What is the small intestine?
In the average adult man, the small intestine is about 6 to 7 meters long, with a diameter of 2.5 to 3.0 centimeters. Its wall contains layers of smooth muscle and nervous tissue, which allow contraction movements and their control; its inner layer consists of absorptive mucosa, rich in blood and lymph vessels that drain into the portal vein. The mucosa is lined with absorptive epithelium.
Chyme (partly digested food) from the stomach is mixed in the duodenum with bile and pancreatic enzymes, which neutralize its acidity and break nutrients down into simpler molecules. Proteins are degraded to smaller peptides, fats to fatty acids and glycerol, and carbohydrates to oligosaccharides. Enzymes linked to mucosal cells complete the breakdown, enabling nutrients to cross the epithelium and reach the bloodstream (absorption).
The mucosa is lined with millions of fingerlike projections (villi), 0.5 to 1.5 millimeters long, surrounded by moatlike invaginations (crypts), and each absorptive cell has microvilli protruding into the lumen (the space inside the digestive tract). This yields an enormous absorptive area: about 250 meters2 (the size of a tennis court). The mucosa includes absorptive, secretory, endocrine, and antimicrobial cells and is constantly renewed. Absorptive cells originate in the crypts and migrate up the villus, where they become mature and fully functional. Here they live for about three days, then are shed into the lumen. Nutrients enter the absorptive cells either via specialized cellular transport mechanisms (simple sugars and amino acids) or by simple diffusion (lipids), exit the cell through the basolateral membrane, and diffuse into the villus capillary vessels. Chyme is then moved down the intestinal lumen.
Three layers of smooth muscle allow segmentation contractions that mix the chyme, and peristaltic movements propel it distally. Between meals, periodic contractions called “migrating motor complex” propagate caudally along the small intestine and remove residual debris and bacteria. Intestinal movements are controlled locally by the enteric nervous system (a network of nerve fibers in the intestinal wall) and are modulated by the central nervous system. Hormones secreted by the small intestine regulate gastrointestinal secretion and motility and interact with the nervous system in modulating hunger and satiety.
Absorption-related disorders are linked to defects of mucosal enzymes or transporters and are usually genetic: In lactose intolerance (not to be confused with milk allergy), the enzyme lactase is lacking or insufficient; in glucose-galactose malabsorption, the mucosal transporter for glucose and galactose is defective. Unabsorbed sugars in the lumen cause gastrointestinal symptoms, which can be reversed by avoiding the offending sugars.
Celiac disease is caused by an immunological response to gluten (a protein present in wheat, barley, and rye) and causes chronic intestinal inflammation with flattening of the villi. Mucosal surface and function are restored by a gluten-free diet.
Tropical sprue is a disorder of unknown cause (possibly an infection) in tropical areas, which causes abnormalities in the lining of the small intestine and anemia. It is treated with tetracycline.
In intestinal lymphangiectasia (idiopathic hypoproteinemia) the mucosal lymph vessels are enlarged and obstructed, so that fat and proteins cannot be absorbed. A low-fat, high-protein diet with supplements can help manage the resulting diarrhea. Short bowel syndrome occurs after surgical removal of a large portion of the small intestine. It causes diarrhea and malabsorption and often requires long-term total parenteral nutrition (intravenous feeding).
Whipple’s disease (intestinal lipodystrophy) is a rare bacterial infection that damages the mucosa. It is successfully treated with antibiotics but can recur. Bacterial overgrowth syndrome is the result of slow peristalsis, which allows intestinal bacteria to grow excessively, causing diarrhea and malabsorption. It is treated with antibiotics.

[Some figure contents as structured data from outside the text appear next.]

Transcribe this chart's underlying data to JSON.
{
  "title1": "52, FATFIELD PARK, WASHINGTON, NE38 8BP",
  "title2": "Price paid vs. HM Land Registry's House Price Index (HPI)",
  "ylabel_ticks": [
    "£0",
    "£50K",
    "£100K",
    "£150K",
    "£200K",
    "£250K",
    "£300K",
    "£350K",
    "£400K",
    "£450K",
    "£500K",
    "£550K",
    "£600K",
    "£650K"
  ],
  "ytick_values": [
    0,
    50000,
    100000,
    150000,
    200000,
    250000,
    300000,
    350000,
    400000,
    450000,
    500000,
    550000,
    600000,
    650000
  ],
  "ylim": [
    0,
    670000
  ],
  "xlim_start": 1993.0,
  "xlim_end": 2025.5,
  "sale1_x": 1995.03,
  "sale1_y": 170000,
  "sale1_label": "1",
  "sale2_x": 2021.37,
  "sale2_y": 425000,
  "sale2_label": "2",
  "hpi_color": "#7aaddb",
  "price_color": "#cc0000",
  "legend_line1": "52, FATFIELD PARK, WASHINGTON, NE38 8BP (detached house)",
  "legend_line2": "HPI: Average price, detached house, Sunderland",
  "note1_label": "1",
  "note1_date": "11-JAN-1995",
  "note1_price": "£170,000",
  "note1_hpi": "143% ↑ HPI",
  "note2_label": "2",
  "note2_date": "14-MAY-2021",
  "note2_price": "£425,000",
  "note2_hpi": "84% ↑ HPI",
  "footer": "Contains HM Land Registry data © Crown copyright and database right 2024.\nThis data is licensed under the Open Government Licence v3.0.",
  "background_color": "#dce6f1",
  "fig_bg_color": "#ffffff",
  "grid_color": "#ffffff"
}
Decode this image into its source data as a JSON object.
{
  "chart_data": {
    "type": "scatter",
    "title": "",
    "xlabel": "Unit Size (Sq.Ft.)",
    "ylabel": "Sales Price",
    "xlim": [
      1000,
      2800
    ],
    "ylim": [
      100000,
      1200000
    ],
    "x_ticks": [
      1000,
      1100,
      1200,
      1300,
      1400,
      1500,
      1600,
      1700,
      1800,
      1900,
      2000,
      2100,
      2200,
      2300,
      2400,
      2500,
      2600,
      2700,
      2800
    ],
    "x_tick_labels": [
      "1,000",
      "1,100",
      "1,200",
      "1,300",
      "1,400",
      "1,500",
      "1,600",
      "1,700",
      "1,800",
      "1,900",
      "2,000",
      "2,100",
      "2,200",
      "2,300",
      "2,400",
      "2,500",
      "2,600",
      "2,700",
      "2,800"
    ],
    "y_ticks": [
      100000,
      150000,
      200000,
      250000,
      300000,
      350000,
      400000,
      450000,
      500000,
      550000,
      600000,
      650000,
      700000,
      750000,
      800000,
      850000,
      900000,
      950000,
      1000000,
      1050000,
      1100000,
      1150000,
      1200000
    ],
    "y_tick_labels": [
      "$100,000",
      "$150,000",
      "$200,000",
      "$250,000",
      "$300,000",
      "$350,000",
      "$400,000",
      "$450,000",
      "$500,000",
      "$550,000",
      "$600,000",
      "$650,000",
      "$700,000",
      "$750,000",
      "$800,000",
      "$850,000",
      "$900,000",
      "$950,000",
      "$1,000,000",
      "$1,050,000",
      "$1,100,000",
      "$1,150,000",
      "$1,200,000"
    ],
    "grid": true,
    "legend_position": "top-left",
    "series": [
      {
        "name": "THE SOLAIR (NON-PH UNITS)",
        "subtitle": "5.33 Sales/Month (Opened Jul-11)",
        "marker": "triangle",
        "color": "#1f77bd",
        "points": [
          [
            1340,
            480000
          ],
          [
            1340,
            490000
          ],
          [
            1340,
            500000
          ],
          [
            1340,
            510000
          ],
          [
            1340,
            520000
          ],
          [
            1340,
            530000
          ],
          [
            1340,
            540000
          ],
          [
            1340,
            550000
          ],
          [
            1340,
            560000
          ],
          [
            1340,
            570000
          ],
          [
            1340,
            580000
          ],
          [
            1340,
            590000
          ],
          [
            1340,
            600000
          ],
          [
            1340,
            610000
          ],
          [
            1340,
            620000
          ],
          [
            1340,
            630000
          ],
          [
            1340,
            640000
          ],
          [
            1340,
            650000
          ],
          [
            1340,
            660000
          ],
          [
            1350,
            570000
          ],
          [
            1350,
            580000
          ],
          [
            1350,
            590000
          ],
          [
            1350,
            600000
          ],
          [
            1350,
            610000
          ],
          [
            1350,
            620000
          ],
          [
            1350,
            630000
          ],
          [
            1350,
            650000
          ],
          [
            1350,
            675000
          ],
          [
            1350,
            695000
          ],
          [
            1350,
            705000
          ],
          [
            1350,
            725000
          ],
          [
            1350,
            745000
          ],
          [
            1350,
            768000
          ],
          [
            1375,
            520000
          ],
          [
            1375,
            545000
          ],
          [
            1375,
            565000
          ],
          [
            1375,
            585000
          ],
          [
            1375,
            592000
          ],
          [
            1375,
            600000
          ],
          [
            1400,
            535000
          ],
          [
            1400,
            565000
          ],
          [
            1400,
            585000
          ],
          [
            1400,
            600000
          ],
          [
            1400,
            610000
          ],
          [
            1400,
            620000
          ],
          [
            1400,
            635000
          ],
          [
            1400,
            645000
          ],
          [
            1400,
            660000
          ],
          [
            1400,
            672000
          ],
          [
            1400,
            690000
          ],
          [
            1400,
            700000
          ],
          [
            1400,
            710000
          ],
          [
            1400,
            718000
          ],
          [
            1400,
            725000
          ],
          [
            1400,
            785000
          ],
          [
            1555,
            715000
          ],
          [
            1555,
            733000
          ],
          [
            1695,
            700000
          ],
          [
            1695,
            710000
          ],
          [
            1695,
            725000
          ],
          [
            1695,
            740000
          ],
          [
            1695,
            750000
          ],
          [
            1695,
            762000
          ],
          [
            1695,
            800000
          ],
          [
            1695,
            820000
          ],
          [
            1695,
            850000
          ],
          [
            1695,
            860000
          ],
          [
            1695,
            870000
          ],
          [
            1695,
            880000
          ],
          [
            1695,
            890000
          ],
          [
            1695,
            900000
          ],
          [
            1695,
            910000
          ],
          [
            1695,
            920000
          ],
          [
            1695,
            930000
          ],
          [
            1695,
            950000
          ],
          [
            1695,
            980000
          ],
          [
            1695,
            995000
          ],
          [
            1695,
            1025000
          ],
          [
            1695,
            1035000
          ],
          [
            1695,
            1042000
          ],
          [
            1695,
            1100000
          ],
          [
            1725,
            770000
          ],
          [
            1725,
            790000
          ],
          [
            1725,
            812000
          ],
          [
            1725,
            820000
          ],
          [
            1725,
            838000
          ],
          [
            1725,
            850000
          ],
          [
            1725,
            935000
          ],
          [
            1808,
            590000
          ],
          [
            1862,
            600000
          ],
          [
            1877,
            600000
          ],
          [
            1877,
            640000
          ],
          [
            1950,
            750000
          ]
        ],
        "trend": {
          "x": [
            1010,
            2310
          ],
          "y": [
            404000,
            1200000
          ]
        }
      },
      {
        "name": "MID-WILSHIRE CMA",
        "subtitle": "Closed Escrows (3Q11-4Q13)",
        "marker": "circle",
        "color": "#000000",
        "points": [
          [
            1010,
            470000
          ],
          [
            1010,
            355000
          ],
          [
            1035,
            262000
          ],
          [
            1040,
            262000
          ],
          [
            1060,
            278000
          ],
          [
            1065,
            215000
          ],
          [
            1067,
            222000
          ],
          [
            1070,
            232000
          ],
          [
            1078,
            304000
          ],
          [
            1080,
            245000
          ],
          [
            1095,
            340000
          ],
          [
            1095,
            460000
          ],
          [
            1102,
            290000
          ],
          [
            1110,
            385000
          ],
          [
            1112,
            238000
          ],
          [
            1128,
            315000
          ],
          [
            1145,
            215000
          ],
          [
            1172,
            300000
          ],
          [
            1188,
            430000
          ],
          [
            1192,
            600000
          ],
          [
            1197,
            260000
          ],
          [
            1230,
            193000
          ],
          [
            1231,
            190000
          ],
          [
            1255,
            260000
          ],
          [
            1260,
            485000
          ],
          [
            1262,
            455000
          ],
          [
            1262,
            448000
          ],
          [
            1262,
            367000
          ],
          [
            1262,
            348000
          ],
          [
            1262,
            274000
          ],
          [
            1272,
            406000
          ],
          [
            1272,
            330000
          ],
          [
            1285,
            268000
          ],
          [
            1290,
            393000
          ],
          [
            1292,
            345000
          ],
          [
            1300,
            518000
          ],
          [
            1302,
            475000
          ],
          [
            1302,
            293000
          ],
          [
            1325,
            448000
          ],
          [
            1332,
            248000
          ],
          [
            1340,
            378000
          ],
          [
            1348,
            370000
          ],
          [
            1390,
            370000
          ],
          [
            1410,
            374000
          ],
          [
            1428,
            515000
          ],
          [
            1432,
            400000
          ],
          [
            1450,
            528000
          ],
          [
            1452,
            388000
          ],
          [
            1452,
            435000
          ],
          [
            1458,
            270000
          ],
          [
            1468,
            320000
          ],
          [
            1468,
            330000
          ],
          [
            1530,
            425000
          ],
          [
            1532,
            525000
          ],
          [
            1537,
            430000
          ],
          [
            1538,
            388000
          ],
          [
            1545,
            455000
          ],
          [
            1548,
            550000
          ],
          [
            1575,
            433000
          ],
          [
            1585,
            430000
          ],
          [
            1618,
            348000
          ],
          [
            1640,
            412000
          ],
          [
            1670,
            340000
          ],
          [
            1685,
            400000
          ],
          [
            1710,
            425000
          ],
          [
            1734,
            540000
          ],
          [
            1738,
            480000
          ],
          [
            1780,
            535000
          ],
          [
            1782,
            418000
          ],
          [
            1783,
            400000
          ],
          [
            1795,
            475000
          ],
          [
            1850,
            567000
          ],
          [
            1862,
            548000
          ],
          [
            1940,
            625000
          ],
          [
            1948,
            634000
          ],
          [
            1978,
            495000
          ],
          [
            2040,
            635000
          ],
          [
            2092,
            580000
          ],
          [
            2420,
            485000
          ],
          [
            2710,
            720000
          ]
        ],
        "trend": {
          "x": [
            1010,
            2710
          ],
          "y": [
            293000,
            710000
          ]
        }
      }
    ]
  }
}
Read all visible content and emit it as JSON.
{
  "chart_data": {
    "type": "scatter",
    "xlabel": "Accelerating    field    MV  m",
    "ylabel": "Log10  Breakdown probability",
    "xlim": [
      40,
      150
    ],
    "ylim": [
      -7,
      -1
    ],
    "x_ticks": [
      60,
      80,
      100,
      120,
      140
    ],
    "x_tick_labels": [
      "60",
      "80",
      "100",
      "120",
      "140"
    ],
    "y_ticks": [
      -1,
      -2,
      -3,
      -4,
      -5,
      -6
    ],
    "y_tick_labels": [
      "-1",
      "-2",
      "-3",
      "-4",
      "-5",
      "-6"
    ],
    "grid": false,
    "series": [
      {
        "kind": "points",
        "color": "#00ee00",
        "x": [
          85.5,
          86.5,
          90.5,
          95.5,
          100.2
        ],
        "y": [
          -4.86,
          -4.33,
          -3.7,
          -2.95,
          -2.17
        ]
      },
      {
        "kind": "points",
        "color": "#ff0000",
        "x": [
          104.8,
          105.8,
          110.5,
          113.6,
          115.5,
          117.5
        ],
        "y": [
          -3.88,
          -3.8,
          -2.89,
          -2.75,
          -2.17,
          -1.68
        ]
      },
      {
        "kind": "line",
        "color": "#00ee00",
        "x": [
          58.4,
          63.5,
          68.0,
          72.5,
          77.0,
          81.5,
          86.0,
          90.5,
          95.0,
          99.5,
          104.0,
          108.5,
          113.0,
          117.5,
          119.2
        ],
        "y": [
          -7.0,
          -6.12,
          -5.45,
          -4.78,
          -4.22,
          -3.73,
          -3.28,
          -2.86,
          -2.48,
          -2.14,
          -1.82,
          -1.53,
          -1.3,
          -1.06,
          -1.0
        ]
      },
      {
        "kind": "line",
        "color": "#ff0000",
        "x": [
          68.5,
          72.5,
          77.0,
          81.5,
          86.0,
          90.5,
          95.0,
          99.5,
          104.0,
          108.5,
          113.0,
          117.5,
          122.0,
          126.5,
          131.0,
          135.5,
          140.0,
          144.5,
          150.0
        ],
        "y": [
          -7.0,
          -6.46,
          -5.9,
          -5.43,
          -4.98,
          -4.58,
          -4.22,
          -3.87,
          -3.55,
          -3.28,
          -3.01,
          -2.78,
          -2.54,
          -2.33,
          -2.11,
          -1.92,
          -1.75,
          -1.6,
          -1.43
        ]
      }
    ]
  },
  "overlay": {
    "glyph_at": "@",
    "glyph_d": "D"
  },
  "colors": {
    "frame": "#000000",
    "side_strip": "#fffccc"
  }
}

Cancerous tumors in the small intestine are rare. Adenocarcinoma develops in the glandular cells of the mucosa. It requires surgical removal. Noncancerous (benign) tumors can affect different kinds of intestinal cells. Small noncancerous growths may be destroyed by endoscopic surgery.
Parasitic infestations include giardiasis (caused by a unicellular organism, mainly treated with metronidazole) and ascariasis (treated with mebendazole) and tapeworm infections (treatments vary widely), both caused by worms.
Intestinal ailments and remedies are documented in ancient civilizations. Medieval anatomists maintained the gut could influence the humoral balance of the body. In the seventeenth century, intestines were described as being “made up of tunics, and these from fibers, flesh, parenchyma, veins, arterie, mesenterics, mucous crust, and fat.” It was not until the mid-twentieth century that the complexity and importance of the small intestine became apparent. The glucose-transport mechanism was discovered in the 1960s, and molecular mechanisms of absorption have been studied extensively since then. Recent techniques now allow investigation of their regulation through transporter gene expression. Also, the discovery of a host of intestinal hormones has opened the exploration of the endocrine and neural pathways that regulate nutrient intake, particularly in connection with the problem of obesity control.